Had it not been that his father is the president, it is highly unlikely many people outside his immediate circle of friends would have known who Andile Ramaphosa was.

But ever since Cyril Rampahosa took the reins as the country’s first citizen, his son has been in the headlines, albeit for the wrong reasons - wrong enough to prompt the president to vow that, should his son be found wanting, “I will be the first, absolutely first, to make sure that he becomes accountable, even if it means I am the one who takes him to the police station”.

Ramaphosa made this promise to Parliament over the R500 000 that was deposited into his son’s account by the prisons facilities company Bosasa, now trading as African Global Operations.

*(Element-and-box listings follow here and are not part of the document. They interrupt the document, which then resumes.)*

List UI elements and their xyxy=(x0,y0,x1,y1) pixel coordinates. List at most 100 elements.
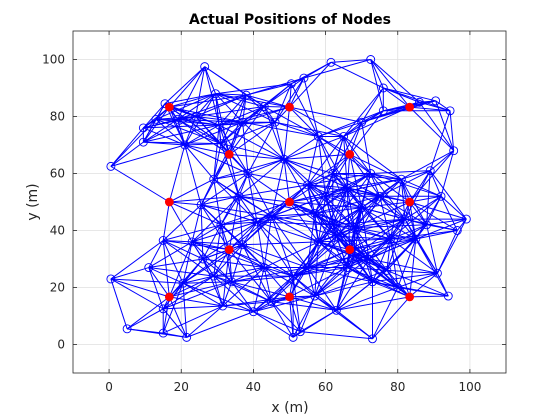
edge-line xyxy=(307,184,348,189)
edge-line xyxy=(437,218,467,274)
edge-line xyxy=(397,238,417,288)
edge-line xyxy=(220,121,276,145)
edge-line xyxy=(274,121,319,137)
edge-line xyxy=(213,275,272,303)
edge-line xyxy=(318,110,384,137)
edge-line xyxy=(200,154,230,206)
edge-line xyxy=(184,143,221,146)
edge-line xyxy=(325,195,362,209)
edge-line xyxy=(271,301,301,333)
edge-line xyxy=(370,173,402,180)
edge-line xyxy=(215,93,276,123)
edge-line xyxy=(379,195,406,220)
node-point xyxy=(158,236,168,245)
edge-line xyxy=(400,179,417,240)
x-tick-label: 40 xyxy=(246,380,261,394)
edge-line xyxy=(349,249,388,271)
edge-line xyxy=(142,106,170,143)
edge-line xyxy=(182,282,254,313)
edge-line xyxy=(195,116,230,155)
y-tick-label: 100 xyxy=(42,53,65,67)
edge-line xyxy=(242,221,258,246)
edge-line xyxy=(220,196,240,226)
edge-line xyxy=(292,258,369,277)
x-tick-label: 0 xyxy=(105,380,113,394)
edge-line xyxy=(346,154,351,188)
edge-line xyxy=(349,238,391,251)
edge-line xyxy=(370,173,442,197)
edge-line xyxy=(325,136,345,197)
edge-line xyxy=(292,235,337,277)
edge-line xyxy=(202,224,222,260)
edge-line xyxy=(110,127,144,167)
plot-frame xyxy=(72,30,507,374)
edge-line xyxy=(372,238,417,283)
edge-line xyxy=(289,62,332,108)
node-point xyxy=(431,96,441,106)
node-point xyxy=(216,220,226,230)
node-point xyxy=(151,114,161,124)
edge-line xyxy=(155,118,220,126)
edge-line xyxy=(361,122,372,174)
node-point xyxy=(267,297,276,307)
edge-line xyxy=(386,218,406,271)
node-point xyxy=(328,169,338,178)
edge-line xyxy=(110,141,144,167)
edge-line xyxy=(354,178,402,228)
node-point xyxy=(400,214,410,224)
anchor-point xyxy=(285,292,294,302)
edge-line xyxy=(292,276,301,332)
node-point xyxy=(182,332,192,342)
edge-line xyxy=(143,118,178,143)
edge-line xyxy=(155,118,222,145)
y-axis-label: y (m) xyxy=(25,183,41,220)
edge-line xyxy=(253,296,290,313)
edge-line xyxy=(247,158,285,174)
node-point xyxy=(375,191,385,201)
node-point xyxy=(209,271,219,281)
edge-line xyxy=(271,301,294,338)
anchor-point xyxy=(345,245,355,254)
edge-line xyxy=(317,136,334,174)
edge-line xyxy=(397,272,438,288)
edge-line xyxy=(317,136,327,197)
edge-line xyxy=(325,178,402,197)
edge-line xyxy=(169,106,243,123)
network-edges xyxy=(110,59,467,340)
edge-line xyxy=(426,196,442,226)
edge-line xyxy=(228,154,240,197)
edge-line xyxy=(325,196,351,250)
edge-line xyxy=(219,106,290,126)
node-point xyxy=(106,274,116,284)
edge-line xyxy=(162,240,215,277)
edge-line xyxy=(242,121,319,137)
edge-line xyxy=(263,77,305,107)
edge-line xyxy=(404,195,442,220)
edge-line xyxy=(271,215,308,268)
node-point xyxy=(425,166,435,176)
edge-line xyxy=(283,159,316,214)
edge-line xyxy=(409,195,442,203)
node-point xyxy=(339,131,349,141)
edge-line xyxy=(409,238,417,297)
edge-line xyxy=(218,124,285,160)
node-point xyxy=(303,263,312,272)
edge-line xyxy=(215,93,247,96)
edge-line xyxy=(215,93,265,108)
edge-line xyxy=(361,87,384,123)
edge-line xyxy=(263,267,290,298)
edge-line xyxy=(162,201,170,241)
edge-line xyxy=(148,267,214,277)
edge-line xyxy=(390,179,402,240)
edge-line xyxy=(143,124,220,129)
node-point xyxy=(180,140,190,150)
edge-line xyxy=(314,236,337,297)
edge-line xyxy=(404,218,438,274)
edge-line xyxy=(335,255,355,311)
node-point xyxy=(449,146,459,156)
edge-line xyxy=(168,66,206,108)
anchor-point xyxy=(405,102,415,112)
edge-line xyxy=(349,153,402,180)
edge-line xyxy=(325,196,334,225)
edge-line xyxy=(155,116,196,120)
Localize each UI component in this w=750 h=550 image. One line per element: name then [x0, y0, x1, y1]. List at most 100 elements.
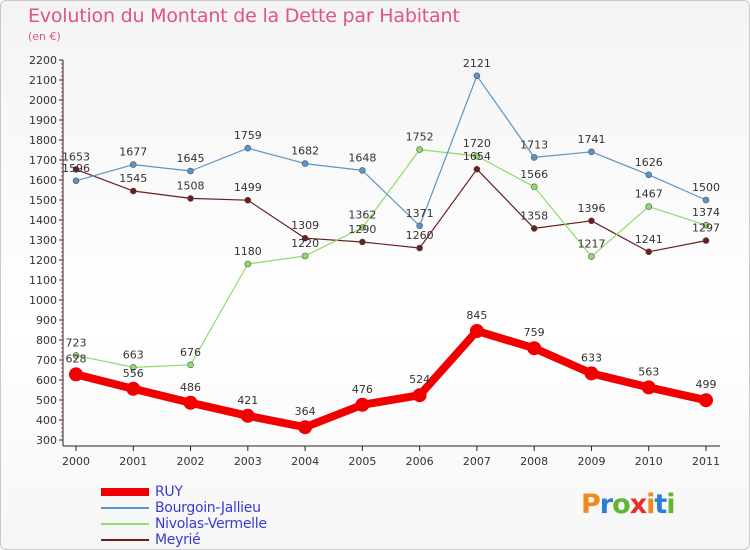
y-tick-label: 900 — [36, 314, 57, 327]
data-label-bourgoin-jallieu: 1648 — [348, 151, 376, 164]
data-point-meyri — [244, 196, 252, 204]
data-point-nivolas-vermelle — [72, 352, 80, 359]
x-tick-label: 2008 — [520, 455, 548, 468]
data-point-bourgoin-jallieu — [301, 160, 309, 167]
data-point-bourgoin-jallieu — [645, 171, 653, 179]
y-tick-label: 300 — [36, 434, 57, 447]
data-point-ruy — [240, 408, 255, 423]
data-label-meyri: 1290 — [348, 223, 376, 236]
y-tick-label: 1100 — [29, 274, 57, 287]
data-point-nivolas-vermelle — [359, 224, 366, 231]
y-tick-label: 1400 — [29, 214, 57, 227]
data-point-nivolas-vermelle — [702, 221, 710, 229]
legend-swatch — [101, 488, 149, 496]
data-label-ruy: 421 — [237, 394, 258, 407]
data-point-nivolas-vermelle — [416, 146, 423, 153]
data-point-nivolas-vermelle — [244, 260, 252, 268]
data-label-nivolas-vermelle: 1217 — [577, 238, 605, 251]
y-tick-label: 1500 — [29, 194, 57, 207]
data-label-bourgoin-jallieu: 1500 — [692, 181, 720, 194]
data-label-meyri: 1654 — [463, 150, 491, 163]
data-label-nivolas-vermelle: 663 — [123, 348, 144, 361]
data-point-ruy — [469, 324, 484, 338]
legend-swatch — [101, 523, 149, 525]
data-label-nivolas-vermelle: 1220 — [291, 237, 319, 250]
data-label-ruy: 499 — [696, 378, 717, 391]
series-line-ruy — [72, 327, 710, 432]
data-labels: 1653 1545 1508 1499 1309 1290 1260 1654 1358 1396… — [62, 57, 720, 418]
line-chart: 300 400 500 600 700 800 900 1000 1100 1200 1300 140… — [29, 54, 720, 468]
data-label-meyri: 1499 — [234, 181, 262, 194]
data-point-nivolas-vermelle — [645, 203, 653, 210]
data-label-meyri: 1241 — [635, 233, 663, 246]
data-label-meyri: 1545 — [119, 172, 147, 185]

Both father and son have since performed somersaults regarding complicity in the money that was made as a donation towards the CR17 campaign to take over at Luthuli House after Nasrec.

As fate would have it, it turned out the half a million rand was just the tip of the iceberg in a larger ocean of financial skulduggery.

On March 28, IOL had this report: “Pressure is mounting on President Cyril Ramaphosa to act on revelations that his son Andile received R2 million from business links with Bosasa.”

Before the Ramaphosas there was former president Jacob Zuma, “uBaba kaDuduzane” (Duduzane’s father), who made bloodline business a factor of our daily discourse. The two became the poster duo for what political analyst Dumisani Hlophe calls a case of being born “into a network”.

The young Zuma made oodles of money from his father’s connections to the Guptas, not from any remarkable business acumen. As unscientific as it may sound, Duduzane does not strike one as an A-student who could have shown precocious talent.

While Duduzane was clearly the blue-eyed boy of the Gupta brothers, he was not the only “son of the fathers” who was favoured by Saxonwold.

Tshepiso Gift Magashule, son of ANC secretary-general Ace Magashule, was in the pockets of the Guptas - all he had to do was give the Free State government and deals to the Indian family on a silver platter in exchange for gifts, like overseas trips and cash.

Former finance minister Nhlanhla Nene, who resigned after admitting at the state capture commission that he visited the Guptas’ Saxonwold mansion eight times, not four, pushed his son Siyabonga to the front of the queue at the trough before he left office in disgrace.

It has emerged that the young Nene secured funding for a Mozambican deal from the Public Investment Corporation during the time Nene senior was chairman of the corporation.

Political analyst, Ebrahim Fakir, said: “It would be naive to think that those proximate to power would not be preferential beneficiaries of (sometimes unearned) business and largesse in the form of business, work or even gifts.”